Magazyn swoje informacje opiera na fakcie, iż Citroen nadal posiada prawa własności do Panharda i już podjął działania zmierzające do przeanalizowania potencjalnego zainteresowania tą marką na rynku. Francuski koncern nie komentuje jak na razie tych rewelacji.

Podobnych spekulacji dostarczyły również ostatnie wybory prezydenckie we Francji. Prezydent elekt, Nicolas Sarkozy podczas oficjalnej prezentacji jako nowowybranej głowy państwa przemierzał paryskie Pola Elizejskie w mocno przeprojektowanym Peugeocie 607.

"Challanges" zdradza również, iż grupa PSA obecnie jest w posiadaniu blisko 850 marek samochodowych, które miały większy lub mniejszy epizod rynkowy w dawnych czasach. Wśród nich są między innymi Talbot oraz Simca.

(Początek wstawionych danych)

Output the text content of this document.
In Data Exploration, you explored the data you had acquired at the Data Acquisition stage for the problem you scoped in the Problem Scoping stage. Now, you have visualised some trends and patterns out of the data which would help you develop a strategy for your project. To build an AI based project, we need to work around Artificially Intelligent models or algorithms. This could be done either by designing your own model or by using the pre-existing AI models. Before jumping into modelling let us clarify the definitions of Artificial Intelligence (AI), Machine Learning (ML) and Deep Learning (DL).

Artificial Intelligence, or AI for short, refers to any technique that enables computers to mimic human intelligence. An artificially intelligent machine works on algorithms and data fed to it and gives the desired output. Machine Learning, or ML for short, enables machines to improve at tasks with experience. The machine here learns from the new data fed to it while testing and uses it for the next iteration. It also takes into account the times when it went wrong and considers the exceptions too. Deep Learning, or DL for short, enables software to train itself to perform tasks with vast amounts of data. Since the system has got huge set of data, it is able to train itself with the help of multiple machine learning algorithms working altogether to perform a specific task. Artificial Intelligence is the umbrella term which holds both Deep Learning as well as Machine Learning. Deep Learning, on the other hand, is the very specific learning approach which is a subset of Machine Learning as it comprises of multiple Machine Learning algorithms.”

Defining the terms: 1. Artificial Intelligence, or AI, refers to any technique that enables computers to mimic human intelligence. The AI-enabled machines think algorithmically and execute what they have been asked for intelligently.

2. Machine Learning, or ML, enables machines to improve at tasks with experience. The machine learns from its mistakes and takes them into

Panhard z kolei do okresu wybuchu pierwszej wojny światowej był jedynym liczącym się producentem samochodów z francuskimi korzeniami. Auta budowane przez tą firmę posiadały podobny prestiż jak pojazdy Hispano-Suiza czy Delaunay-Belleville. Po 1945 roku Panhard budował już tylko samochody małolitrażowe, które nie zyskały większego poklasku. W między czasie Panhard był pionierem kilku technologicznych rozwiązań. Dla sprzedawanego seryjnie modelu "Dyna Z" z 1953 roku, opracował samonośną aluminiową karoserię. W 1965 roku Panhard został przejęty przez Citroena. Po dwóch latach produkcja tych pojazdów została jednak przerwana. Kilka rozwiązań technicznych Panhardach było mimo to nadal stosowanych w późniejszym czasie w modelach Citroena.

Obok produkcji samochodów osobowych Panhard znany jest od dziesiątek lat z budowania pojazdów militarnych. W 2005 roku filia ta została jednak odsprzedana przez PSA zewnętrznej firmie Auverland.